In 2016, he also started organic cultivation of maize through the AATMA scheme, which SRIJAN facilitated. The initial shift to organic inputs meant that the average maize output of five quintals had come down by half. But he was able to purchase grains, with the money earned from guava, and tided over the loss. The 3000 rupees was not just a first-time income from the land, but a secure reserve of cash to tide over uncertainty. It has also made him confident in taking up new crops and plans for his small plot. He has started growing wheat since two years due to the steady water supply from the well. He has also planted orange fruit saplings from a Panchayat scheme called the Nandan Fal Yojana, and is confident of its success after his experience with guava.

On organic cultivation he says, “In olden days people used to live longer and fall ill less due to organically grown food. Now people live shorter lives and contract more diseases due to chemical inputs applied to the crops.” The organic maize he grows on his field is consumed at home and he feels that one should consume organic food before preaching to others and selling it. He also plans to fully shift to organic wheat cultivation in order to make his farm chemical free.  
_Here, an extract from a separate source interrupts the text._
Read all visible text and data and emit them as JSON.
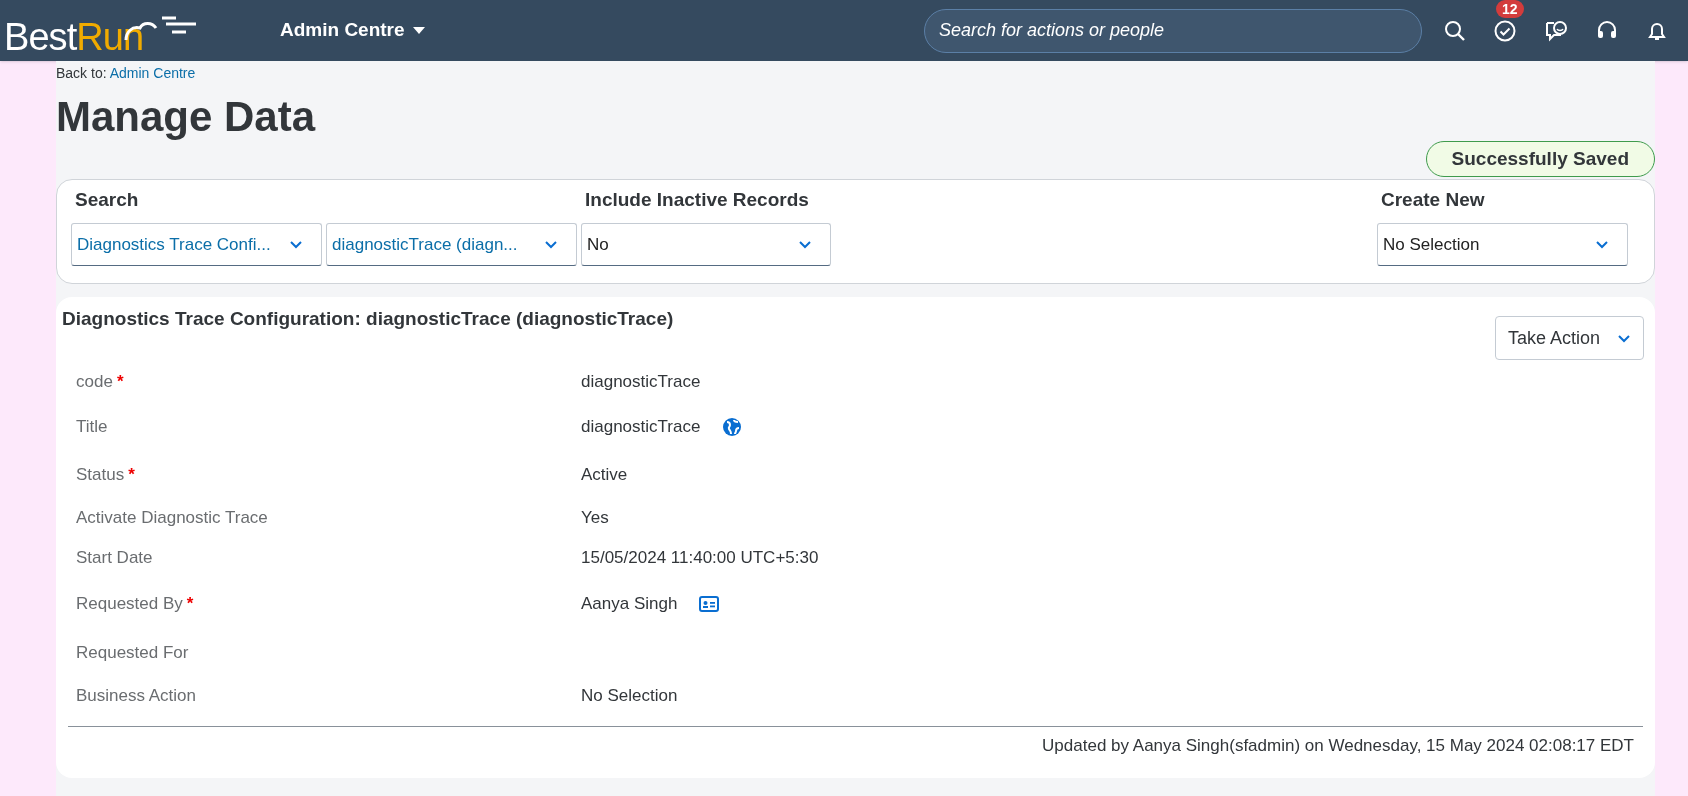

As the secretary of the Village Development Committee (VDC), Shakar Lal advocates the same to fellow farmers. They discuss not only agriculture related issues but also other common problems of the village. Earlier, the road leading up to the remote forest village was a steep and rocky path but with the help of the VDC, the farmers discussed the matter and approached the district collector to construct a proper access road. Construction work is now underway.

For a farmer like Shakar Lal, being able to reap a sustainable income from his own field where he has the social support of family and community is greatly valued. Enabling a farmer with the capability to do so also motivates him to take up further initiatives in his own capacity to further his own welfare. Shakar will reap his first mango harvest very soon and is steadily climbing the ladder to economic security.